An “assault” is conduct that falls short of actual physical contact but which is either a credible threat of a battery or an attempt to commit a battery. Firing your gun at a person (a particularly appropriate example in Idaho) and striking him can be the basis for a battery charge; pointing it at the person, or firing but missing the target, can be the basis for an assault charge.
Both assault and battery can be either a misdemeanor or a felony, depending upon the circumstances, especially upon the extent or seriousness of the harm that is caused or that reasonably could have been caused.
Defenses usually hinge on facts that bear on whether the defendant’s conduct was willful or intentional or unlawful.
During the past several years, the law has focused special attention on assaults and batteries that occur between family members or household members. Charges are usually labeled as “domestic battery” or “domestic assault.”
Upon a conviction of a form of “domestic violence” the penalties are typically enhanced over what they would have been for the simple, “non-domestic” variety of the offense, even upon a first offense.

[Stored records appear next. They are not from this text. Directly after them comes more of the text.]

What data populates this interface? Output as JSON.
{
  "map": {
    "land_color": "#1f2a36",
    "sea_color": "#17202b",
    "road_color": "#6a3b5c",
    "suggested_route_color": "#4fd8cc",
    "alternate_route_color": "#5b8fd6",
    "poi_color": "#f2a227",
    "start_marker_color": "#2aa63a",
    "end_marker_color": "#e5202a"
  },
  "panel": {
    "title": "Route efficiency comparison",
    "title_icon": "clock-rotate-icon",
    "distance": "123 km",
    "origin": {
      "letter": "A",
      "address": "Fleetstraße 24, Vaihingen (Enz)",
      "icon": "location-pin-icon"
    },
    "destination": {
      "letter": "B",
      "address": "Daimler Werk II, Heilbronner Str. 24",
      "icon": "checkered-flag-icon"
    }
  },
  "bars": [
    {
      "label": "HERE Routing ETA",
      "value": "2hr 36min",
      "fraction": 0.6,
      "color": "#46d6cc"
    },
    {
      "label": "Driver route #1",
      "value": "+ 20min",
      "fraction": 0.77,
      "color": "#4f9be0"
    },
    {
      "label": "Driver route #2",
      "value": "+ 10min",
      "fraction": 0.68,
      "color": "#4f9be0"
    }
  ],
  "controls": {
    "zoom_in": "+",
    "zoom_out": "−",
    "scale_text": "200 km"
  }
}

Worse, the penalties increase exponentially upon a second offense, third offense, etc., along the lines first developed for successive DUI offenses.
Criminal charges of domestic violence can be part of a spiral that includes divorce or child custody litigation on the civil side as well as additional proceedings on the civil side in which one party seeks a domestic violence protection order (or restraining order) against the other. It is common for the same attorney to handle both the criminal and the civil proceedings that arise out of incident at issue. Where two or more lawyers represent the same client who is involved in separate criminal and civil matters, it is important to coordinate the representation so that the strategy for one case (usually the civil case) does not cause a problem for the other (usually the criminal case).